An investigation has begun into the conditions faced by a farm worker
before he disappeared.
The human remains were found at a white lion breeding project
Labour inspectors have been dispatched to Engedi Game Farm after allegations he was sacked and beaten up before being thrown into a lion enclosure.
A South African farmer and three others were were arrested and charged with murder this week after police found a human skull and pieces of a leg.
The death is focusing attention on abuses experienced by farm workers.
Nelson Shisane, 38, had apparently returned to the farm near Hoedspruit to collect his belongings before he went missing.
The officials initially are looking to establish whether Shisane was registered as a worker - which would entitle his wife to benefits and establish whether the farm was legally employing him.
The case has shocked many South Africans and 10 detectives have also been assigned to investigate the case.
The owner of the game farm, Mark Scott Crossley, and three of his employees - Simon Mathebula, Richard Mathebula, and Robert Mnisi have been remanded in custody without bail.
The BBC's Dominic Hughes in Johannesburg says white farmers in the region have been accused of mistreating their workers, while they are themselves sometimes the victims of extremely violent attacks.
Last year, a report by South Africa's Human Rights Commission condemned the culture of violence on the country's farms.
The Sowetan newspaper said in a front-page editorial that the case showed that racial prejudices still linger in South Africa a decade on from the end of the apartheid regime.
"Stories about the killing of (white) farmers tend to generate a lot of sympathy in South Africa.

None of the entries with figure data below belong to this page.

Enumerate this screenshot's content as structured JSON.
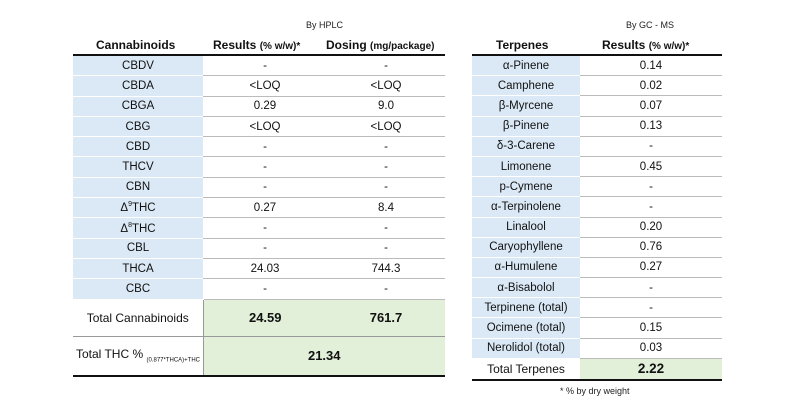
{
  "captions": {
    "hplc": "By HPLC",
    "gcms": "By GC - MS"
  },
  "cannabinoids": {
    "header_name": "Cannabinoids",
    "header_results_main": "Results",
    "header_results_unit": "(% w/w)*",
    "header_dosing_main": "Dosing",
    "header_dosing_unit": "(mg/package)",
    "rows": [
      {
        "name": "CBDV",
        "result": "-",
        "dosing": "-"
      },
      {
        "name": "CBDA",
        "result": "<LOQ",
        "dosing": "<LOQ"
      },
      {
        "name": "CBGA",
        "result": "0.29",
        "dosing": "9.0"
      },
      {
        "name": "CBG",
        "result": "<LOQ",
        "dosing": "<LOQ"
      },
      {
        "name": "CBD",
        "result": "-",
        "dosing": "-"
      },
      {
        "name": "THCV",
        "result": "-",
        "dosing": "-"
      },
      {
        "name": "CBN",
        "result": "-",
        "dosing": "-"
      },
      {
        "name": "THC",
        "prefix": "Δ",
        "sup": "9",
        "result": "0.27",
        "dosing": "8.4"
      },
      {
        "name": "THC",
        "prefix": "Δ",
        "sup": "8",
        "result": "-",
        "dosing": "-"
      },
      {
        "name": "CBL",
        "result": "-",
        "dosing": "-"
      },
      {
        "name": "THCA",
        "result": "24.03",
        "dosing": "744.3"
      },
      {
        "name": "CBC",
        "result": "-",
        "dosing": "-"
      }
    ],
    "total_label": "Total Cannabinoids",
    "total_result": "24.59",
    "total_dosing": "761.7",
    "thc_label": "Total THC %",
    "thc_formula": "(0.877*THCA)+THC",
    "thc_value": "21.34"
  },
  "terpenes": {
    "header_name": "Terpenes",
    "header_results_main": "Results",
    "header_results_unit": "(% w/w)*",
    "rows": [
      {
        "name": "α-Pinene",
        "result": "0.14"
      },
      {
        "name": "Camphene",
        "result": "0.02"
      },
      {
        "name": "β-Myrcene",
        "result": "0.07"
      },
      {
        "name": "β-Pinene",
        "result": "0.13"
      },
      {
        "name": "δ-3-Carene",
        "result": "-"
      },
      {
        "name": "Limonene",
        "result": "0.45"
      },
      {
        "name": "p-Cymene",
        "result": "-"
      },
      {
        "name": "α-Terpinolene",
        "result": "-"
      },
      {
        "name": "Linalool",
        "result": "0.20"
      },
      {
        "name": "Caryophyllene",
        "result": "0.76"
      },
      {
        "name": "α-Humulene",
        "result": "0.27"
      },
      {
        "name": "α-Bisabolol",
        "result": "-"
      },
      {
        "name": "Terpinene (total)",
        "result": "-"
      },
      {
        "name": "Ocimene (total)",
        "result": "0.15"
      },
      {
        "name": "Nerolidol (total)",
        "result": "0.03"
      }
    ],
    "total_label": "Total Terpenes",
    "total_result": "2.22"
  },
  "footnote": "* % by dry weight"
}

This is an underdog class, white, Afrikaner, harassed by new black rulers and their transformative laws and endangered by thugs.
"The sympathy for farmers tends to obscure the violence and suffering that their mainly black labourers have to endure," it said.
The Congress of South African Trade Unions (Cosatu) has called for a "massive campaign" to improve safety on farms.
"The best tribute we can pay to the memory of Nelson Shisane is to make sure that never again do such atrocities take place on our farms," a Cosatu statement said.